As reported earlier in the blog our passage to Port Vila on Efate, one of the Vanuatu Islands, gave us no opportunity for photos! Hovwever once given free pratique, with more form filling,
we cleared Customs and moved to a mooring by the yacht club  ''Yachting World'' (nothing to do with the magazine)
with a small island resort behind us (Marita in centre foreground)
We went into Port Vila, the largest town in the Vanuatu group of islands, and went to the market----the variety of fresh produce was amazing and the market is open twenty fours a day for every day except Sunday.
We even had lunch there---a beef stir fry for 400 Vanuatu dollars; (1,000 dollars being about £7)
It is a popular cruise ship port of call and Pacific Dawn (P&O) was in harbour having come across from Australia.
There are therefore all the usual array of goods including clothing shops where everything was still in the making
We went to the local museum which was excellent.
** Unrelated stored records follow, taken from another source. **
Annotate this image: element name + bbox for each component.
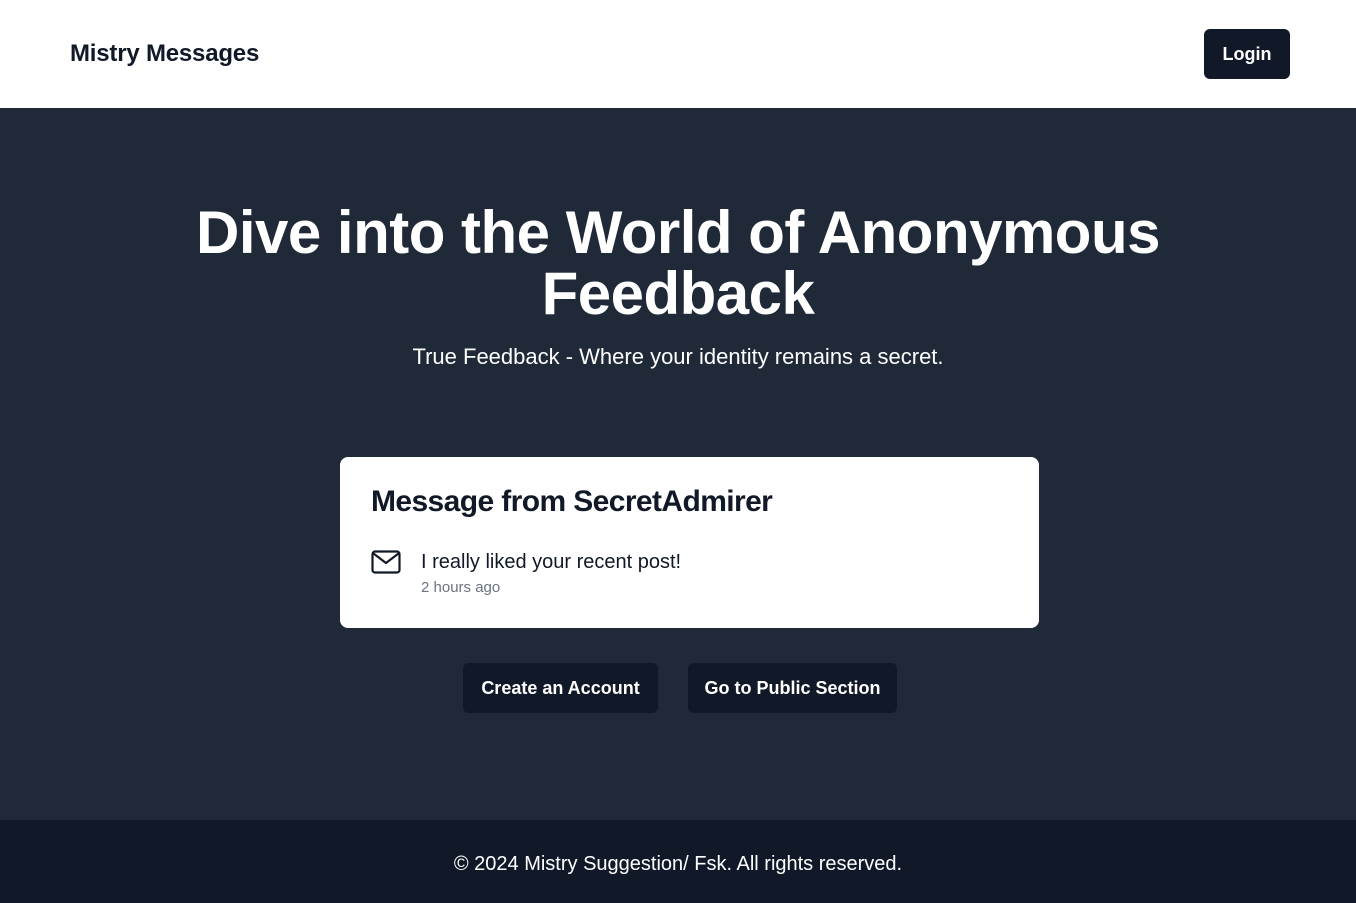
message-card: Message from SecretAdmirer I really like… — [340, 457, 1039, 628]
public-section-button[interactable]: Go to Public Section — [688, 663, 897, 713]
footer-copyright: © 2024 Mistry Suggestion/ Fsk. All right… — [453, 853, 903, 875]
hero-headline: Dive into the World of Anonymous Feedbac… — [0, 202, 1356, 324]
login-button[interactable]: Login — [1204, 29, 1290, 79]
hero-headline-line1: Dive into the World of Anonymous — [196, 199, 1160, 266]
message-card-title: Message from SecretAdmirer — [371, 485, 773, 518]
mail-icon — [371, 550, 401, 574]
hero-headline-line2: Feedback — [541, 260, 815, 327]
hero-subheadline: True Feedback - Where your identity rema… — [412, 344, 944, 369]
message-text: I really liked your recent post! — [421, 551, 682, 573]
hero-actions: Create an Account Go to Public Section — [0, 663, 1356, 713]
footer: © 2024 Mistry Suggestion/ Fsk. All right… — [0, 820, 1356, 903]
top-navbar: Mistry Messages Login — [0, 0, 1356, 108]
create-account-button[interactable]: Create an Account — [463, 663, 658, 713]
message-timestamp: 2 hours ago — [421, 579, 501, 596]
hero-section: Dive into the World of Anonymous Feedbac… — [0, 108, 1356, 820]
brand-logo-text[interactable]: Mistry Messages — [70, 40, 259, 68]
The different islands all used to trade, pigs, shell money, copra, fruit, vegetables etc etc with each other
with the goods being transported by canoes of all different shapes and sizes, including different rigs and sails
and there was a vivid display of how they ''celebrated'' funerals
Unfortunately the Europeans came in ships and rammed the canoes and captured the crews and took them as slaves to the suagr cane plantations in Australia leaving only diseases behind which decimated the islands' populations.
They are trying to resurrect many of the old canoes----we first saw Polynesian canoes in Galapagos which have since crossed the Pacific and indeed one arrived here just after us
It is a lovely place and the outer islands are meant to be spectacular but very, very poor. Unfortunately we will not have time to cruise these islands.
For supporters of the EC you will be pleased to know that it is popular with the Eurocrats who are in their 37th year of ''business'' meetings in the Pacific.